A brief, unwilling twitch touched the corner of her mouth.

Then she said, "I didn't come only to report."

Shen Yan waited.

"There's a man two lanes east. Loose cultivator. Beast-hunter type. I saw him trying to sell a torn hide and something wrapped in oilcloth. No one wanted the second item because it gave off weak spiritual fluctuations and looked half dead."

"And you thought of me."

"I thought of your face when people reject things too quickly."

A touching description.

"What did it look like?"

"Long. Flat. Maybe a broken plate. Maybe a ruined tool. He said he found it west of the city and started lying badly the moment anyone asked where."

That was even better.

Because lying badly was often the first sign that a person had found something just valuable enough to become frightened by it.

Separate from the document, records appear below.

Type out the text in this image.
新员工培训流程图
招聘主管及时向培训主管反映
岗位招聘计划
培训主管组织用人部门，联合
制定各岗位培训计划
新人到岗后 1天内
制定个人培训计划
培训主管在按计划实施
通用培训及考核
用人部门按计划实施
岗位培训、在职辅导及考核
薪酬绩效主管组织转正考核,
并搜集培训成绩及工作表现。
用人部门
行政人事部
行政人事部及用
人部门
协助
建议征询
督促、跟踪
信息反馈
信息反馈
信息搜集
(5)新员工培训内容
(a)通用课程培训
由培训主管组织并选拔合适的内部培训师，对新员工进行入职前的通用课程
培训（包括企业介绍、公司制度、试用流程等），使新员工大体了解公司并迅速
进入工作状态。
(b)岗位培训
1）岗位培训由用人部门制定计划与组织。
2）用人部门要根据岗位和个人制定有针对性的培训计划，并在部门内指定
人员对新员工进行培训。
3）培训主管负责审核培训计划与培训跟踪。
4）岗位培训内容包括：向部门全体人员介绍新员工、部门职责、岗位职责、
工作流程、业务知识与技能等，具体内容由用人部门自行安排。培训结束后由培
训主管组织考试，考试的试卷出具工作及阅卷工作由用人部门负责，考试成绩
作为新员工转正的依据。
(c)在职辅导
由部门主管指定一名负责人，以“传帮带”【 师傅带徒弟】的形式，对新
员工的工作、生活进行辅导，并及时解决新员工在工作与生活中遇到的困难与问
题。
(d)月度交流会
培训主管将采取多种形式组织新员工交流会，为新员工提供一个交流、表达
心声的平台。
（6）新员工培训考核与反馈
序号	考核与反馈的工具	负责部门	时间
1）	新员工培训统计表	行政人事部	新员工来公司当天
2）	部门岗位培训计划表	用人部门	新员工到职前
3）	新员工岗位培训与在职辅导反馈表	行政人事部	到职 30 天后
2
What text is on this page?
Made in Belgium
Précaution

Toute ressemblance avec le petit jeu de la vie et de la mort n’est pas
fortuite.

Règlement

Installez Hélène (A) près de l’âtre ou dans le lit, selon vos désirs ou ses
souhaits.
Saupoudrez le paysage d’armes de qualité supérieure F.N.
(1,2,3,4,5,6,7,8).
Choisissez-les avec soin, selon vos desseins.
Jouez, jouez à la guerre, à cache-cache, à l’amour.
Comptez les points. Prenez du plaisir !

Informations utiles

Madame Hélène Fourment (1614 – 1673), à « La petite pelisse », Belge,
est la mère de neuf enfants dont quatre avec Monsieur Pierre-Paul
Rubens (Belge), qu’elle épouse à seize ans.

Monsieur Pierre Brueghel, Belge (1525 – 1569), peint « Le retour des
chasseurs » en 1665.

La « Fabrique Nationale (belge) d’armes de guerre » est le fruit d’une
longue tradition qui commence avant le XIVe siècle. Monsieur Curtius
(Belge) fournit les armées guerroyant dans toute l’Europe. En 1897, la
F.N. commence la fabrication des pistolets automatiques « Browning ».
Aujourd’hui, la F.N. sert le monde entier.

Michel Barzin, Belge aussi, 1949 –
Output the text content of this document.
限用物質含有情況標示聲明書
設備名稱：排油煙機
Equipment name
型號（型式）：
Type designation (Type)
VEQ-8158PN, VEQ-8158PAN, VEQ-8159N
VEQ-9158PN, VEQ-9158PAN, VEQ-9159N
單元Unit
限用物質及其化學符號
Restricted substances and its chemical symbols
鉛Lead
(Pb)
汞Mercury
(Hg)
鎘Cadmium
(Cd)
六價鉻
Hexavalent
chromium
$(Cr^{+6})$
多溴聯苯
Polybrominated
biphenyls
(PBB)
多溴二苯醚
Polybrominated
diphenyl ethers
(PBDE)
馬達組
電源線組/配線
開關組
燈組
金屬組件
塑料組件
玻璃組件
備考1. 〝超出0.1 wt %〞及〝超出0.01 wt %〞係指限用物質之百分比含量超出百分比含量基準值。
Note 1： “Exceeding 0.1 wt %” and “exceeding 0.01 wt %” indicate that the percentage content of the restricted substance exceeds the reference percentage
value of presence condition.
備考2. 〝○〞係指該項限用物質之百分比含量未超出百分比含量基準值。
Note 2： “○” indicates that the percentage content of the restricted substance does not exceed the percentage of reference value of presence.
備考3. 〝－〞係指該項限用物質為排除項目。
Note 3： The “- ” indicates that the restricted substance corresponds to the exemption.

Shen Yan looked toward the eastern lanes.

Qin Lanyue followed his gaze. "You're going."

"Yes."

"You shouldn't go alone."

He looked at her.

She looked briefly inconvenienced by her own sentence. "Not because I care. Because you still move like a man whose ribs remember recent mistakes."

A warm sentiment in local dialect.

"I'll survive," he said.

"That line is becoming repetitive."

"It has tested well so far."

From somewhere behind them, a stall keeper began shouting about root prices with the desperate conviction of a man losing an argument to hunger.

The market noise swelled and shifted around them.

For one brief moment, Shen Yan saw the shape of it clearly:

the city still pretending this was ordinary trade,

loose cultivators dragging strange scraps in from the outer routes,

brokers circling,

small opportunities surfacing before larger powers bothered to bend down.

Not yet a storm.

But weather.

He said, "Take me to him."

Qin Lanyue lifted a brow. "Just like that?"

"You came to sell me usefulness. It would be rude not to buy."

She stared at him for a breath, then gave a short snort and turned.

"This way, physician."

He followed.

Not far behind, not too close.

Ahead of them the lower market spread through the joined sectors of Black Reed City like a living seam—cheap awnings, damp stone, shouting traders, array-marked gate posts at distant intersections, and all through it the first true stirrings of something beyond the city's outer roads.

A hundred miles west, perhaps.

Close enough for stronger cultivators to care the moment certainty arrived.

Far enough that, for now, uncertainty still belonged to smaller hands.

And Shen Yan, who had always preferred value before it learned its own price, found that deeply encouraging.